Segundo o que o regime cubano tem veiculado ultimamente, em 2008, o atual presidente dos Estados Unidos registou oficialmente a marca “Trump” em Cuba com o objetivo de desenvolver projetos turísticos e imobiliários, incluindo hotéis e campos de golfe. O registo acabaria por ser aprovado em 2010 e manteve-se válido até 2018, isto já depois de Trump ter assumido funções na Casa Branca e de ter reforçado as sanções norte-americanas contra o regime cubano.

Ainda segundo fontes próximas do regime cubano, o interesse pelo mercado daquele país remonta, no entanto, a uma fase anterior. Em 1998, a Trump Hotels & Casino Resorts terá pago cerca de 68 mil dólares a uma empresa de consultoria para realizar uma deslocação exploratória à ilha, numa tentativa de avaliar oportunidades de negócio num contexto ainda marcado pelas restrições do embargo económico imposto pelos Estados Unidos.

Anos mais tarde, em 2013, representantes da Organização Trump voltaram a Cuba para analisar a viabilidade de um projeto turístico associado a um campo de golfe na zona de Monte Bello, junto à Via Blanca, a leste de Havana.

A sequência destes episódios evidencia uma relação marcada por sinais contraditórios entre o discurso político e o histórico empresarial. Se, por um lado, Trump classificou repetidamente Cuba como uma ameaça à segurança nacional dos Estados Unidos, sobretudo em intervenções dirigidas ao eleitorado da Florida, por outro, durante décadas a ilha foi vista no universo empresarial do magnata como um mercado com potencial turístico e imobiliário.

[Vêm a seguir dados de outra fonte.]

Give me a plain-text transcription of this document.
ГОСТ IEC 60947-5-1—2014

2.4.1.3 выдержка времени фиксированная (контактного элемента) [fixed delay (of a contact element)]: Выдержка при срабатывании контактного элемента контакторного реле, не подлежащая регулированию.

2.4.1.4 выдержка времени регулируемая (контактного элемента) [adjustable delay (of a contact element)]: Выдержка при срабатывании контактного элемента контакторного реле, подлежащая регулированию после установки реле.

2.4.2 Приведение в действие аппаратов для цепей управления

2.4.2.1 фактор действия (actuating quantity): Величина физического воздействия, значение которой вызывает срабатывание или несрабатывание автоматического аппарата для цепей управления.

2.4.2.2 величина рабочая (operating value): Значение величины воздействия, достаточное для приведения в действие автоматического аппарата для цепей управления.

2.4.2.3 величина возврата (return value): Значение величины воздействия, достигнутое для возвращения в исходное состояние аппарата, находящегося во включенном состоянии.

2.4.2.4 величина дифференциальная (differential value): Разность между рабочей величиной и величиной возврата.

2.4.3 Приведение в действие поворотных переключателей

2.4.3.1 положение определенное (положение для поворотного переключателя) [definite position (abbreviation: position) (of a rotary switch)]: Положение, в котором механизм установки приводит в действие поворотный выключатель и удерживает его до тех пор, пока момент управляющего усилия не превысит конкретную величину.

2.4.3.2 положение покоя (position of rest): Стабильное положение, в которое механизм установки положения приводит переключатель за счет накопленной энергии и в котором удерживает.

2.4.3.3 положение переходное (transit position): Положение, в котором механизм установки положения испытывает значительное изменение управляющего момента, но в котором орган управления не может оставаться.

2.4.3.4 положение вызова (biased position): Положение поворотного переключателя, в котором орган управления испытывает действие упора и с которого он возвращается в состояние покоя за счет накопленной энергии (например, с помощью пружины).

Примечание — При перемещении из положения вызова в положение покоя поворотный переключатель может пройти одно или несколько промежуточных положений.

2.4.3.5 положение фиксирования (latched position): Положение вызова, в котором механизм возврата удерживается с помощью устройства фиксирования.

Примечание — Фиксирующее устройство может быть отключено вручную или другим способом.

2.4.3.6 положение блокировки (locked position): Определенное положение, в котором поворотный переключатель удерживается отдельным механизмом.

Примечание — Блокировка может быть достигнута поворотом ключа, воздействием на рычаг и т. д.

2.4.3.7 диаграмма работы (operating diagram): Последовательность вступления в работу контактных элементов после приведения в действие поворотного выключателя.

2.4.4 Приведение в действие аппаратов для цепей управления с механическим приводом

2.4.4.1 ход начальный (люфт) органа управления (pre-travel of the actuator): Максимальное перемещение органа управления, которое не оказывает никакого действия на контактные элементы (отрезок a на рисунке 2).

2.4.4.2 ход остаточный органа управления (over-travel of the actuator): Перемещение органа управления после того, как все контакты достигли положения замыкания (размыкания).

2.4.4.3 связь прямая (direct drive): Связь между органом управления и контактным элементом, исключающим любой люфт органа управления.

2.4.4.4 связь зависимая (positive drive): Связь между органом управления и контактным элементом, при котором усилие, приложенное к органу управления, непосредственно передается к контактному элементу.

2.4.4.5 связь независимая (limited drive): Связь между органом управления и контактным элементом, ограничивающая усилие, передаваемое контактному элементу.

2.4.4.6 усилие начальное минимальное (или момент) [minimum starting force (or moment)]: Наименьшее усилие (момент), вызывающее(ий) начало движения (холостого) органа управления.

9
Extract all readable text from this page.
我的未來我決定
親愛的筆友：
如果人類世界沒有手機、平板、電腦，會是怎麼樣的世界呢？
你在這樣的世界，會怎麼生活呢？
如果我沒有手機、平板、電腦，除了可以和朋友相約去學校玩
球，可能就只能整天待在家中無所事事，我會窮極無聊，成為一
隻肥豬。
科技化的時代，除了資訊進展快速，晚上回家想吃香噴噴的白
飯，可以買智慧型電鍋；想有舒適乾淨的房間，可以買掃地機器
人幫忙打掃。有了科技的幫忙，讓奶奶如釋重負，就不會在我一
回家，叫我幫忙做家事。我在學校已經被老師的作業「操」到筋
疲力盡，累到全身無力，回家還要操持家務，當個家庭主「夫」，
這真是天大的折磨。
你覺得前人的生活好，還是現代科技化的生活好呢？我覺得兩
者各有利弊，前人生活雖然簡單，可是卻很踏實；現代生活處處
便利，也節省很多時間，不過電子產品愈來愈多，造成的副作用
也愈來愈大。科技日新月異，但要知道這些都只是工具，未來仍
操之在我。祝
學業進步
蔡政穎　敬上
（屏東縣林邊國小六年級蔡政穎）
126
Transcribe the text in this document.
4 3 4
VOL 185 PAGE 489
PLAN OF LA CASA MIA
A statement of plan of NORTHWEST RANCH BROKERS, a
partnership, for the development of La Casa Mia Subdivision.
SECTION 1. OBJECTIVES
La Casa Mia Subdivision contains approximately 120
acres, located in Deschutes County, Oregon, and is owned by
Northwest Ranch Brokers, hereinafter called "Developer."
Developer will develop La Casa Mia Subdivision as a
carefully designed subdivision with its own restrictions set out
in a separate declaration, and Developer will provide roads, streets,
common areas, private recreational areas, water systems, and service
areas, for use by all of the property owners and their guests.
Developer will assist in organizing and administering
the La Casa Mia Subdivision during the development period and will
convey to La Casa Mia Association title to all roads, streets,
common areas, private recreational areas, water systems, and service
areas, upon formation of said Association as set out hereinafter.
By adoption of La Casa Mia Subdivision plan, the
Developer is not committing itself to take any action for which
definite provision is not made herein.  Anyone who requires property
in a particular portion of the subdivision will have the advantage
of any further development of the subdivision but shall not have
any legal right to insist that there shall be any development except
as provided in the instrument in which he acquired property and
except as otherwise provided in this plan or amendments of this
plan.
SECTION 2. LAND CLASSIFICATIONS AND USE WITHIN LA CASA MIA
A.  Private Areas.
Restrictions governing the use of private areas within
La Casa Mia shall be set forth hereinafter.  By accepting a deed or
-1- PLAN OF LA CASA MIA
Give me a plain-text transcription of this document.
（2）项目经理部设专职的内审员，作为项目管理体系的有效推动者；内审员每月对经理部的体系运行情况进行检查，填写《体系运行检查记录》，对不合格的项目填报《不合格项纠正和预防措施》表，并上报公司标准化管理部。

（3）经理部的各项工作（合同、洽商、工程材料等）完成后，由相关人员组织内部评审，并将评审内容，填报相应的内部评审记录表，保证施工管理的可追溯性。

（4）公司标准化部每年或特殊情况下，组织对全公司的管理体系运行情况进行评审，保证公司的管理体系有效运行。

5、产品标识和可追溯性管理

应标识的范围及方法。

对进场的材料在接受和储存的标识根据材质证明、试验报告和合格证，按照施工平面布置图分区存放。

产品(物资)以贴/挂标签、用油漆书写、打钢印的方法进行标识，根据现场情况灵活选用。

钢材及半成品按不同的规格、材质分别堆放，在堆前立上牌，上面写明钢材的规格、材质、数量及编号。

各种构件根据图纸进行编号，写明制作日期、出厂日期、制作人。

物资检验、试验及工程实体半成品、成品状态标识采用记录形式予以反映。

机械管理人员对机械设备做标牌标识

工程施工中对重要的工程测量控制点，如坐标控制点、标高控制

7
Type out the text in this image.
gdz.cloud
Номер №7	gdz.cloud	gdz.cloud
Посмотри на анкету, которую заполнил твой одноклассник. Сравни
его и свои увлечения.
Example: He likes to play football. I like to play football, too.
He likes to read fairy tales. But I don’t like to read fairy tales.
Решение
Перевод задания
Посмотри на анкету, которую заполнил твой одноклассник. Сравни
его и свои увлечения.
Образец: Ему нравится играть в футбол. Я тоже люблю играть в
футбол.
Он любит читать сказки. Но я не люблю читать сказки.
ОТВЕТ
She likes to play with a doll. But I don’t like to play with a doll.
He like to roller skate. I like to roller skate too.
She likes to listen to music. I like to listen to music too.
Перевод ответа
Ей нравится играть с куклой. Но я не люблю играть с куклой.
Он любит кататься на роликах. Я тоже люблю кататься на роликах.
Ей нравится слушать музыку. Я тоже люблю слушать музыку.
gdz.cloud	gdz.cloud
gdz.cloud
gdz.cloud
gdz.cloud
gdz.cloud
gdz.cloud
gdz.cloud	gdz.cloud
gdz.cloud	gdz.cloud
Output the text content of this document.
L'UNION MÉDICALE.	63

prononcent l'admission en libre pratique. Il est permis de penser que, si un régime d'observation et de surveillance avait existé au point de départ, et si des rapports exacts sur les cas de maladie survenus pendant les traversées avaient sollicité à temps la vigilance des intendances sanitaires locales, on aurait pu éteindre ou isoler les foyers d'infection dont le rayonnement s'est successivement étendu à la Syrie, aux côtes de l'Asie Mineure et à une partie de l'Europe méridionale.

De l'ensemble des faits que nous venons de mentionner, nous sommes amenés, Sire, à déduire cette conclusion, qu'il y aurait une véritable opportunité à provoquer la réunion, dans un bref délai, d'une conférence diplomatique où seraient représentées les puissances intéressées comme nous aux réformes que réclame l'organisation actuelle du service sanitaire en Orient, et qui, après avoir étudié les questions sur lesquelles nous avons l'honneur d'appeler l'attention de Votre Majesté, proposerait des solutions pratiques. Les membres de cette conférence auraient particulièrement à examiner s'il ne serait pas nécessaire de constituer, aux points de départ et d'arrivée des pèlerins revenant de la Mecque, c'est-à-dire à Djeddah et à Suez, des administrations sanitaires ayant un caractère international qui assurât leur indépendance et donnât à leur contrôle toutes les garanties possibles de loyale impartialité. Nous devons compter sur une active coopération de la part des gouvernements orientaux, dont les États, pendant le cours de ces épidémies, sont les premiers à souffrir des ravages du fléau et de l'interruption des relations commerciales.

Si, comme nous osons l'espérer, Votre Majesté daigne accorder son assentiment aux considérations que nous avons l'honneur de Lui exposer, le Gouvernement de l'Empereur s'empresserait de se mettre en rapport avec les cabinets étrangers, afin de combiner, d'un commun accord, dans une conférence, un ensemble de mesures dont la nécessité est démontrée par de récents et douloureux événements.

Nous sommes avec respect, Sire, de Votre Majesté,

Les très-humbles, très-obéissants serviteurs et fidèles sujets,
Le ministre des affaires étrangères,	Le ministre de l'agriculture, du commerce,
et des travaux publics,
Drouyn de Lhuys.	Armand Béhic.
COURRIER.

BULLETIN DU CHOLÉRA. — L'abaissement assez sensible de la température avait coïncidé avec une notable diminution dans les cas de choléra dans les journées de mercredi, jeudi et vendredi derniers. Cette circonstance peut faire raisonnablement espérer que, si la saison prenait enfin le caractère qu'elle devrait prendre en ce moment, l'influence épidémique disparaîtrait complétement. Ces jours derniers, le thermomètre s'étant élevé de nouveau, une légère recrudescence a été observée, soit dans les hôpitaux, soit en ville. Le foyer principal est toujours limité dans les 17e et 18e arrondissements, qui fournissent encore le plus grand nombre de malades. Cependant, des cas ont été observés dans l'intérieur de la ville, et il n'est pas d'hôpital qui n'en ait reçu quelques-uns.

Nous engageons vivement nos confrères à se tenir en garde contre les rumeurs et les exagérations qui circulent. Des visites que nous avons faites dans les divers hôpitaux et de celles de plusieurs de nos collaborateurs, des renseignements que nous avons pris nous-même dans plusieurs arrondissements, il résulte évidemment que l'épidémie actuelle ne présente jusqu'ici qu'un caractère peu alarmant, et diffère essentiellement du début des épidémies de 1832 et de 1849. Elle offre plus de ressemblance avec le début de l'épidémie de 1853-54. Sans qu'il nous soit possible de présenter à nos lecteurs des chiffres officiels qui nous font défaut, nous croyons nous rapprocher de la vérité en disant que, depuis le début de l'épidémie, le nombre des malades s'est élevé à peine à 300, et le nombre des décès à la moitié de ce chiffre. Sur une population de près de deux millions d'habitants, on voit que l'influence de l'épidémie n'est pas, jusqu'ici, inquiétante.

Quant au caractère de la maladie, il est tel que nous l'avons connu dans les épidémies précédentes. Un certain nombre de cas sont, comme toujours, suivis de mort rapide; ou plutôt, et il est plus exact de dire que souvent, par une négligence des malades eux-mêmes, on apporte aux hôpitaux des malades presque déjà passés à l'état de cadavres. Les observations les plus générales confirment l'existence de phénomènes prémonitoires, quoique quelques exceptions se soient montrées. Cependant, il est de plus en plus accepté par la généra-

Talvez seja um dado a ter em conta num futuro próximo, quando tudo indica que já existem negociações, a terem lugar no México, entre a administração norte-americana e representantes do regime de Havana, nomeadamente com Alejandro Castro, um dos filhos de Raul Castro, no sentido de encontrar uma solução negociada para o longo diferendo que opõe os dois países.